Where Gherkin Fits and Where TDD Excels
Not every test benefits from writing a scenario with Gherkin syntax. Understanding the appropriate scope for behavioral testing ensures you leverage each approach's strengths effectively.
Gherkin scenarios shine at integration and end-to-end boundaries where multiple components must work together correctly. These tests verify that your database interactions, API calls, and user workflows function as expected. They confirm system behavior without diving into implementation specifics, making them resilient to internal refactoring.
Unit testing, where TDD dominates, remains ideal for validating individual functions and modules in isolation. These tests execute quickly, provide immediate feedback during development, and specify precise contract behaviors for internal components. The fine-grained focus of unit tests catches bugs at the source before they propagate through the system.
Practical Guidance
Apply BDD's behavioral specification to features where stakeholder communication matters and system boundaries are involved.
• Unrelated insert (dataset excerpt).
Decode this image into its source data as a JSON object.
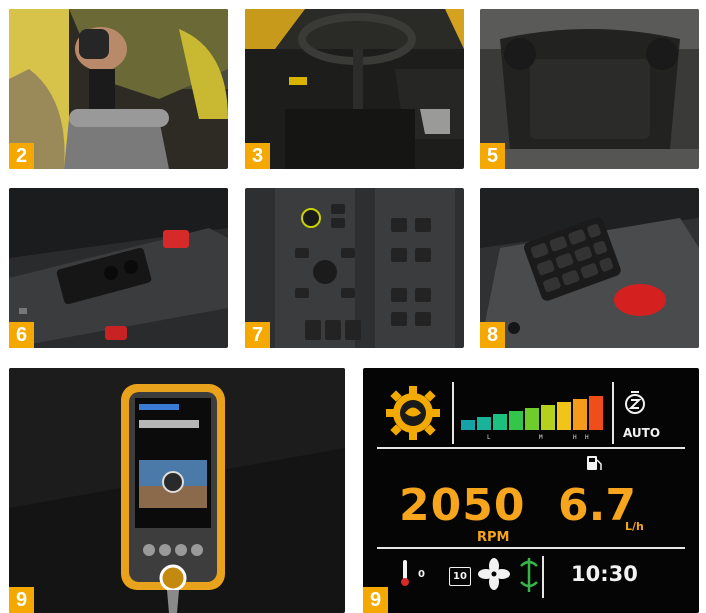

This includes end-to-end testing and integration tests. Use TDD's rapid feedback loop for algorithm implementation, data transformation logic, and component design (unit tests). Layer both strategies to combine BDD's communication benefits with TDD's design discipline.
Conclusion
BDD succeeds because it attacks the root cause of many software development failures: misalignment between what stakeholders want and what developers build. By requiring concrete examples before any code exists, it surfaces misunderstanding when correction costs the least. By demanding shared, precise language, it eliminates the silent translation errors that creep into projects when different people use the same words to mean different things.
BDD is not tied to any particular language or ecosystem. Whether you work in Python, Go, JavaScript, or anything else, the same principles apply. Write scenarios in plain language that anyone can read. Translate those scenarios into executable steps. Let those tests drive your implementation. The tools change but the discipline remains constant.
Starting with BDD does not require a perfect process or a full team. A single developer writing scenarios before code is already practicing BDD. The scenarios need not be elaborate or cover every edge case from day one. Start with one feature. Write one scenario with concrete values. Implement it. Expand from there as the approach proves its value.
The testing landscape offers many tools and techniques. BDD is not the only valid approach, and TDD remains excellent for many situations. What BDD offers is a bridge between technical implementation and human intent, a way to make your codebase explain what it does and why. For most software projects, that bridge is worth building.